The weakness of the industrial sector in Germany is a reason for concern for the whole euro area: given the tight integration of manufacturing activity across euro area economies (Amador et al 2015), developments in the German industry may generate significant externalities.

Note: all data are seasonally adjusted and in 3-term moving averages. Last observation: November 2024.

Source: Eurostat and author’s calculations.

In a new paper (Flaccadoro 2024)1, we shed light on three main factors that contributed to Germany’s relatively weaker performance in the past few years and analyse the spillover effects to other euro area economies.

First, the rise in energy costs in Europe affected manufacturers more severely in Germany than it did in other euro area countries.  Energy-intensive industries – i.e. those displaying a relatively high natural gas content in their production process2 – account for a similar share of manufacturing in Germany and in the euro area overall.

Likewise, there were no significant differences in gas prices between Germany and the euro area when looking at non-household heavy energy users over the past few years. Thus, it is plausibly the higher intensity of gas consumption in Germany’s gas-intensive industries that disrupted production there more than in other euro area countries, particularly in the chemical sector.

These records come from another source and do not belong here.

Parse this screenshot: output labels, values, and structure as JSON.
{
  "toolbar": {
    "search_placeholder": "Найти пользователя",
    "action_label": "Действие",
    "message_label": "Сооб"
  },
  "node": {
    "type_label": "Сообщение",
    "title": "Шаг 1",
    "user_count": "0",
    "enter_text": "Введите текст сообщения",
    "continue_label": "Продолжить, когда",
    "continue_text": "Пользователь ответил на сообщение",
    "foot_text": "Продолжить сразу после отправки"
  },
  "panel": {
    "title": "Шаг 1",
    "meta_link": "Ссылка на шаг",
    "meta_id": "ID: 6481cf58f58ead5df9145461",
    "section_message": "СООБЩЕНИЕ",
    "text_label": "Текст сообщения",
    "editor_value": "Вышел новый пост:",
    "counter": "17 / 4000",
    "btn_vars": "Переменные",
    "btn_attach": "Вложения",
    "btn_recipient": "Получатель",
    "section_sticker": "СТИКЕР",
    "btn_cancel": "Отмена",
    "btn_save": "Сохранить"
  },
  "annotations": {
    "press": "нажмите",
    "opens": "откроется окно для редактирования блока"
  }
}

Indeed, the chemical sector in Germany is more reliant on natural gas as an intermediate input than in other euro area countries because of its technological characteristics. Due to the chemical industry’s significant connections with other sectors, its weakness passed through to other energy-intensive industries, causing a more pronounced decline in production within German energy-intensive sectors compared to the euro area as a whole (Figure 2).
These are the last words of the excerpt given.